Sunday, July 9, 2017

Why Americans Don't Trust the Media

Why is trust of the media slipping?  Maybe because the people in the media are not like us.

One of the big trends in the news these days is the accusations of so-called "fake news" by the far-right as well as the development of real fake news as criticized by the far-left.  Mainstream newspapers and network news outlets can't seem to fathom why the average American views them with distrust.  And the answer has to do with how the media operates and moreover where it operates.

Most major media outlets are located on either coast, usually in large and expensive cities. The people who work for these newspapers and television stations are very highly paid and either live in expensive homes in the city or have luxury homes in the suburbs.  Very few people working at any newspaper or television stations other than perhaps an unpaid college intern, really understand what it is to have to budget and live on a fixed income.

As I noted in an earlier posting, the Wall Street Journal posited that the reason why brand-name prepared foods are falling from favor is it everyone is now eating fresh kale at Whole Foods.  And no doubt among their peer group this is the case, or at least they kid each other that they are eating healthy, when in fact they're spending most of their money in restaurants.  Expensive restaurants, at that.

We see this effect also when discussing student loan debt and the cost of a higher education.  It's been noted by others in the past that whenever the cost of education is mentioned, the mainstream media will cite the cost of tuition at an Ivy League school as an indication of how expensive college has become.  In their mind it's either Harvard, Yale, or go fuck yourself.

As a result, the mainstream media has a skewed view of reality.  They literally cannot fathom how people who don't believe as they do function in society.  They derisively refer to most of America as living in the "Fly Over States" - something to be endured when you are traveling from New York to LA and back.

The other aspect of this is that the media seems mystified that they are accused of any kind of bias, even though the media has largely had either a slightly or pronounce left-wing bias since at least the 1960s.  Today, it seems that some media outlets have an even more pronounced bias than before.  The New York Times and The Washington Post seem to have given up all pretense of neutrality, perhaps in response to Rodger Ailes and Fox News.  They feel they have to "balance" the most popular news show on television by being equally partisan in the opposite direction.

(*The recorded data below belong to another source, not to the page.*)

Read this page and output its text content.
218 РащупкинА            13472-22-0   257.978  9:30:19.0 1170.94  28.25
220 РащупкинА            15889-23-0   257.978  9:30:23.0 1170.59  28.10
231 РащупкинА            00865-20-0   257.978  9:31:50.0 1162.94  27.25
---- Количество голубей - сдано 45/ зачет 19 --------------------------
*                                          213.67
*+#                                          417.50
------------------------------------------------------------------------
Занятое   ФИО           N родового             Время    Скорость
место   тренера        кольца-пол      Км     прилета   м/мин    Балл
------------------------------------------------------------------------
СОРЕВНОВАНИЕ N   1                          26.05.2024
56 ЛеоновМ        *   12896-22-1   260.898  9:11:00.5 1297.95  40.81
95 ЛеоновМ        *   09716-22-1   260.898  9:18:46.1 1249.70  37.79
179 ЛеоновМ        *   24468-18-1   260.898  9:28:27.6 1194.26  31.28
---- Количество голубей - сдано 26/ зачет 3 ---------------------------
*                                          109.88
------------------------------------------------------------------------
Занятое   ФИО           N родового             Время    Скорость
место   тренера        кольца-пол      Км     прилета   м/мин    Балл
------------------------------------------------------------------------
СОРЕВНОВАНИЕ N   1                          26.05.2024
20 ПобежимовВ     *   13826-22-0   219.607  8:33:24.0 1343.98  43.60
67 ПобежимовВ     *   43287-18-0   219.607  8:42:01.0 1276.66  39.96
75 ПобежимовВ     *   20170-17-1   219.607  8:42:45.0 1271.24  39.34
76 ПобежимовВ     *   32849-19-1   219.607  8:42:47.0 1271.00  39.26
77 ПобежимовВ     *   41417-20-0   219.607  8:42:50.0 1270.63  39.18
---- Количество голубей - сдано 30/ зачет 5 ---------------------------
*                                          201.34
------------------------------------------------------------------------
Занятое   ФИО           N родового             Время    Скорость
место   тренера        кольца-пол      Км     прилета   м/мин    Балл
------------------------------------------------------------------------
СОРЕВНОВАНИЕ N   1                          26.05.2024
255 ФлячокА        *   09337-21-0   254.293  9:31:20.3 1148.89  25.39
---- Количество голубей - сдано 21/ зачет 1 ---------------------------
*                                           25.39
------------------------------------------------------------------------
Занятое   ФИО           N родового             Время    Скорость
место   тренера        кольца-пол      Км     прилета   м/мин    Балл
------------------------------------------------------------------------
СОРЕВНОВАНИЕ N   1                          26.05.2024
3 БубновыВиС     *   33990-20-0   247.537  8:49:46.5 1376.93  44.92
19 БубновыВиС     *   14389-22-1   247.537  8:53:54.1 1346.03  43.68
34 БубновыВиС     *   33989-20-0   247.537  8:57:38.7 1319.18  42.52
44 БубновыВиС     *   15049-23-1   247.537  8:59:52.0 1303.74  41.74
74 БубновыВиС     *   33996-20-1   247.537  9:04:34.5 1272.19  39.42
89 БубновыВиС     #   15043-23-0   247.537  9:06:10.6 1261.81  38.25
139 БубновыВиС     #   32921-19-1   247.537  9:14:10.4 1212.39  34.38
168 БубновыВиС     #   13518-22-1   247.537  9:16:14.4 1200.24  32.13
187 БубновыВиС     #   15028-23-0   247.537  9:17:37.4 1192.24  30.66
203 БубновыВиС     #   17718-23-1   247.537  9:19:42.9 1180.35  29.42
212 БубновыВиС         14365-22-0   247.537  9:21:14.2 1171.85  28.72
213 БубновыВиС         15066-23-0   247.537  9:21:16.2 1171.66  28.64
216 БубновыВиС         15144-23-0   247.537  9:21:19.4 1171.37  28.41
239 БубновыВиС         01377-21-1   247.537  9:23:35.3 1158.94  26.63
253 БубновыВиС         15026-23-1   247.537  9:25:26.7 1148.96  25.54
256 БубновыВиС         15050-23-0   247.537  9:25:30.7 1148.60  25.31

The net result is it no one trusts any media outlet, as they're all selling a narrative.  And it certainly doesn't help that outlets like CNN news have to retract a story due to shoddy journalism techniques, which feeds right into the narrative of the Trump Administration.  I have a suggestion for CNN - if they really want to raise the ratings, hire Sean Hannity and Bill O'Reilly and give them each shows on CNN.  Conservatives would flock to the channel to see their favorite bloviators, and liberals would watch twice as much in order to be outraged.  Plus, I hear both of them are looking for jobs so they probably could be gotten on the cheap.

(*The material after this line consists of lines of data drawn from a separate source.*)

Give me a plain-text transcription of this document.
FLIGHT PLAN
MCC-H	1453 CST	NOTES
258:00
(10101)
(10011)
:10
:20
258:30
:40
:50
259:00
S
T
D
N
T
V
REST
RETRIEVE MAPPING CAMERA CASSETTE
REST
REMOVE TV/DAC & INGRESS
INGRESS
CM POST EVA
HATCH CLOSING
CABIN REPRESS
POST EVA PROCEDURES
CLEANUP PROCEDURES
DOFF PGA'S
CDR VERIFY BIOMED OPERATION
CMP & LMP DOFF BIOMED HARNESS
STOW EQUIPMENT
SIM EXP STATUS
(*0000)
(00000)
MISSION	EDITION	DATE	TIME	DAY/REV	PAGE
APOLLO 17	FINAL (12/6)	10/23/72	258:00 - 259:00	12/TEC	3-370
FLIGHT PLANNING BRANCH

But in all seriousness, the media needs to re-establish credibility by speaking to ordinary Americans from the point of view of ordinary Americans.  Historically, journalists were not people who went to journalism school and became mega-rich as TV stars for news outlets, earning millions if not tens of millions of dollars a year in lucrative contracts. Rather, journalists were people who, as a name implies, kept a journal. These were authors and people from all walks of life, who wrote in order to give their ordinary perspective on things.  While many became famous, such as Samuel Clemens or H.L. Mencken, most of them did not become mega-rich celebrities.

And that is the problem with the media today - we have a small, insular group of very wealthy people (or at least upper-class people) reporting from their perspective on things.   So of course, to them, everyone has the latest Apple iPhone and all the cable channels and a new luxury SUV.   Of course, to them, everyone orders food from Amazon to be delivered to their home.  After all, who has time to shop?   Everyone else in America must live like a news anchor, right?

Well, wrong.   And that's why people don't trust the news.